Anonymous individuals aren't the problem. Anonymous businesses are the problem. Most of the troubles we have on the Internet come from web sites which purport to be from some legitimate business, but aren't. Malware, spam, etc. all eventually involve some online business.
This is a consequence of ICANN's squishy-soft regulation of registrars and weak enforcement of WHOIS data quality rules. More recently, corrupt CAs have become a problem. The companies that collect money registering the identify of web sites are failing in their responsibilities.
All we need on the client side is good ISP ingress filtering, so that corrupted clients can't use an IP address other than their own. (All you can do with a fake IP address is send junk, since you don't get any of the replies.) Then, DDoS attacks can be tracked and blocked.
You can go anywhere in the country without papers. You could, right now, get on a bus and travel 3 states over, then jump on a train and go somewhere.
You cannot, however, enter the pentagon without authorization, and Im not sure when the last time you could was. Nor can you enter a private building where management has decided to hire security and implement metal detectors, without authorization.
And how exactly is 'showing your papers' supposed to make those buildings secure?
Im not a security expert, but I would surmise (knowing some people in that field) that the government has a list of people that it wants to keep close tabs on.

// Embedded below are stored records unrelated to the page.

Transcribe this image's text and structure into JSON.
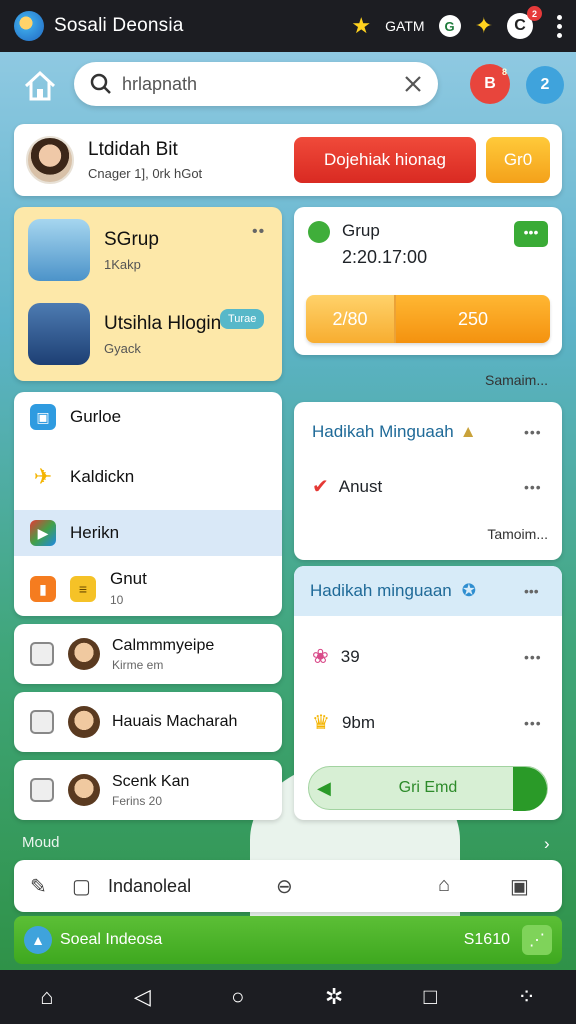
{
  "status_bar": {
    "app_title": "Sosali Deonsia",
    "label": "GATM",
    "g_label": "G",
    "c_label": "C",
    "badge": "2"
  },
  "header": {
    "search_value": "hrlapnath",
    "red_button_label": "B",
    "red_badge": "8",
    "blue_button_label": "2"
  },
  "profile": {
    "name": "Ltdidah Bit",
    "sub": "Cnager  1], 0rk hGot",
    "primary_button": "Dojehiak hionag",
    "secondary_button": "Gr0"
  },
  "groups": [
    {
      "title": "SGrup",
      "sub": "1Kakp"
    },
    {
      "title": "Utsihla Hlogin",
      "sub": "Gyack",
      "badge": "Turae"
    }
  ],
  "menu": [
    {
      "label": "Gurloe"
    },
    {
      "label": "Kaldickn"
    },
    {
      "label": "Herikn"
    },
    {
      "label": "Gnut",
      "sub": "10"
    }
  ],
  "list_cards": [
    {
      "title": "Calmmmyeipe",
      "sub": "Kirme em"
    },
    {
      "title": "Hauais Macharah",
      "sub": ""
    },
    {
      "title": "Scenk Kan",
      "sub": "Ferins 20"
    }
  ],
  "grup_card": {
    "title": "Grup",
    "time": "2:20.17:00",
    "left_value": "2/80",
    "right_value": "250"
  },
  "samaim_text": "Samaim...",
  "weekly1": {
    "title": "Hadikah Minguaah",
    "item": "Anust",
    "footer": "Tamoim..."
  },
  "weekly2": {
    "title": "Hadikah minguaan",
    "items": [
      {
        "label": "39"
      },
      {
        "label": "9bm"
      }
    ],
    "cta": "Gri Emd"
  },
  "section": {
    "label": "Moud"
  },
  "tabs": {
    "label": "Indanoleal"
  },
  "bottom_bar": {
    "label": "Soeal Indeosa",
    "value": "S1610"
  },
  "colors": {
    "accent_red": "#e0332a",
    "accent_orange": "#f4a11a",
    "accent_green": "#3aab36",
    "accent_blue": "#3fa3dc"
  }
}
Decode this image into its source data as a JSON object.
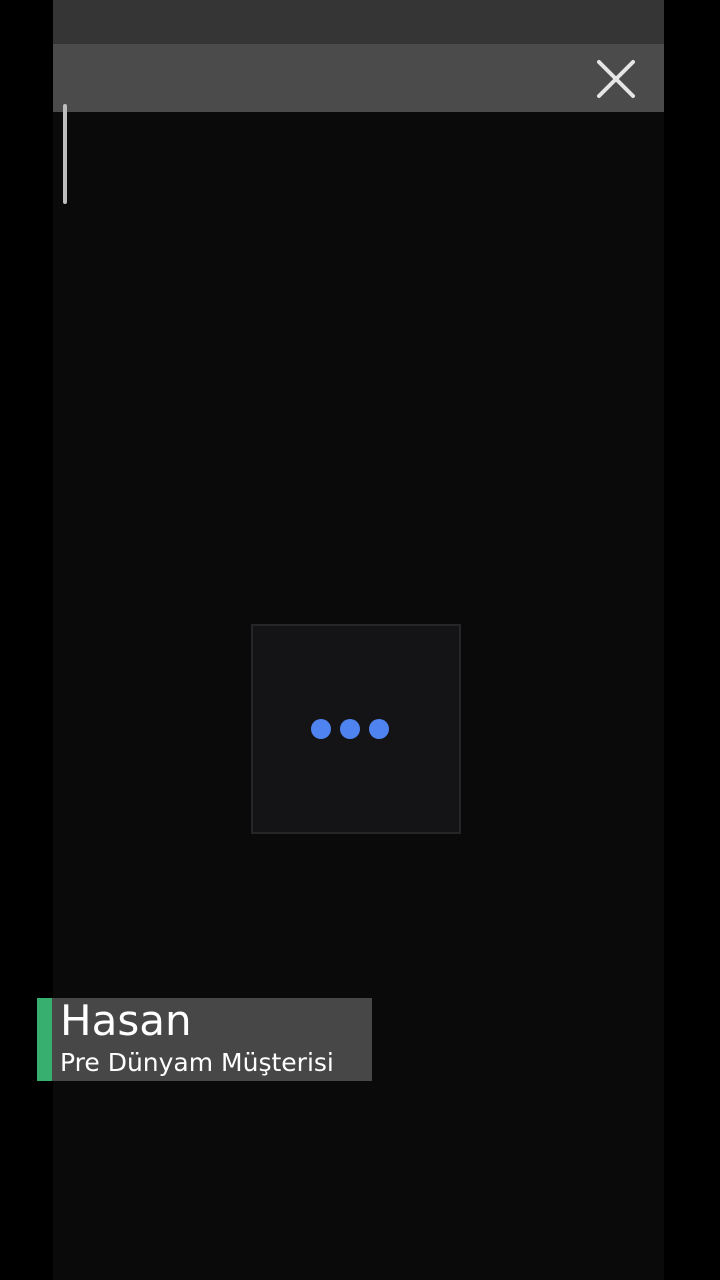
{
  "player": {
    "close_icon": "close-icon",
    "loading_indicator": "three-dots-loading",
    "accent_color": "#37b06f",
    "loader_dot_color": "#4f84f0"
  },
  "caption": {
    "name": "Hasan",
    "subtitle": "Pre Dünyam Müşterisi"
  }
}
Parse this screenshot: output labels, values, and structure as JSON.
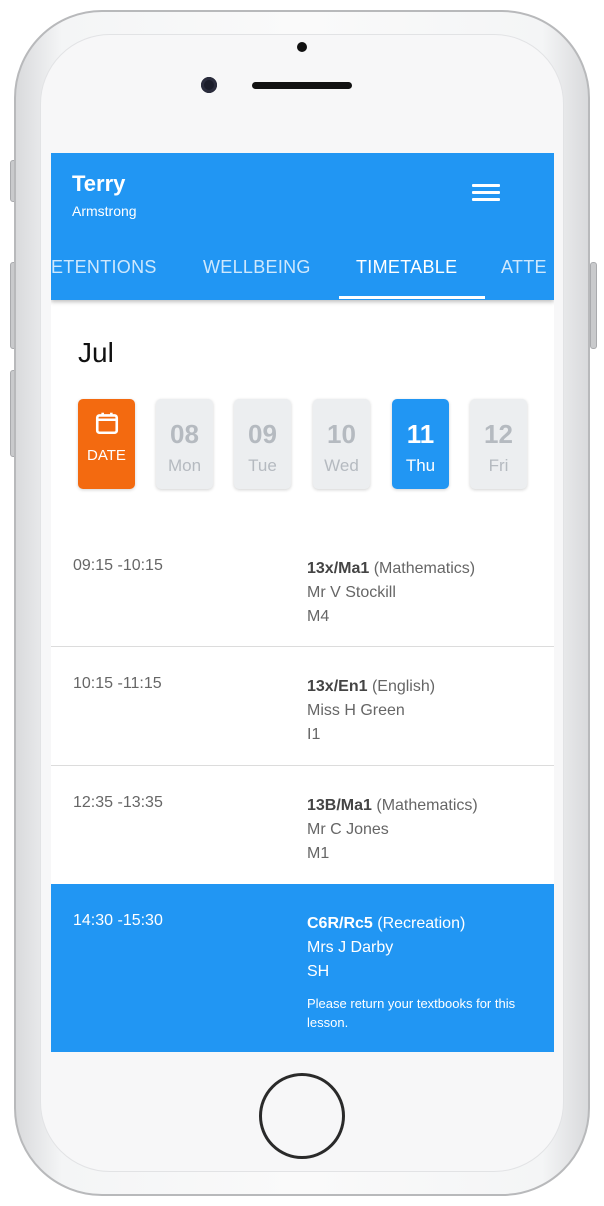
{
  "user": {
    "first_name": "Terry",
    "last_name": "Armstrong"
  },
  "menu_icon": "hamburger-menu-icon",
  "tabs": [
    {
      "label": "ETENTIONS",
      "active": false
    },
    {
      "label": "WELLBEING",
      "active": false
    },
    {
      "label": "TIMETABLE",
      "active": true
    },
    {
      "label": "ATTE",
      "active": false
    }
  ],
  "month": "Jul",
  "date_button": {
    "icon": "calendar-icon",
    "label": "DATE"
  },
  "days": [
    {
      "num": "08",
      "dow": "Mon",
      "selected": false
    },
    {
      "num": "09",
      "dow": "Tue",
      "selected": false
    },
    {
      "num": "10",
      "dow": "Wed",
      "selected": false
    },
    {
      "num": "11",
      "dow": "Thu",
      "selected": true
    },
    {
      "num": "12",
      "dow": "Fri",
      "selected": false
    }
  ],
  "lessons": [
    {
      "time": "09:15 -10:15",
      "code": "13x/Ma1",
      "subject": "(Mathematics)",
      "teacher": "Mr V Stockill",
      "room": "M4",
      "note": "",
      "highlight": false
    },
    {
      "time": "10:15 -11:15",
      "code": "13x/En1",
      "subject": "(English)",
      "teacher": "Miss H Green",
      "room": "I1",
      "note": "",
      "highlight": false
    },
    {
      "time": "12:35 -13:35",
      "code": "13B/Ma1",
      "subject": "(Mathematics)",
      "teacher": "Mr C Jones",
      "room": "M1",
      "note": "",
      "highlight": false
    },
    {
      "time": "14:30 -15:30",
      "code": "C6R/Rc5",
      "subject": "(Recreation)",
      "teacher": "Mrs J Darby",
      "room": "SH",
      "note": "Please return your textbooks for this lesson.",
      "highlight": true
    }
  ],
  "colors": {
    "primary": "#2196f3",
    "date_button": "#f36a10"
  }
}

For example, if you had escaped from a prison, I imagine that it would be rather difficult to get into a secured location-- you would have to get in without giving your ID, which rather complicates getting in when the elevators are locked down. There is also some screening that takes place in order to get an ID; and if something DOES go down, they have a better idea of who you are.
Regardless, my threshold of "starting to worry about police state" is when they start trying to stick cameras all over DC, or having permenant police checkpoints. Metal detectors and security guards in international trade buildings doesnt really trip my "big government paranoia" alarm.
The War on Hacking is the War on Drugs for the 21st Century. A never ending siphon of money into the hands of a few well-connected companies and politicians. There will be some collateral damage, of course, but it will be deemed to be worth it by those who matter. Actually, the collateral damage (loss of privacy, a "locked down" internet) will be considered a feature not a bug.
Waltz, nymph, for quick jigs vex Bud.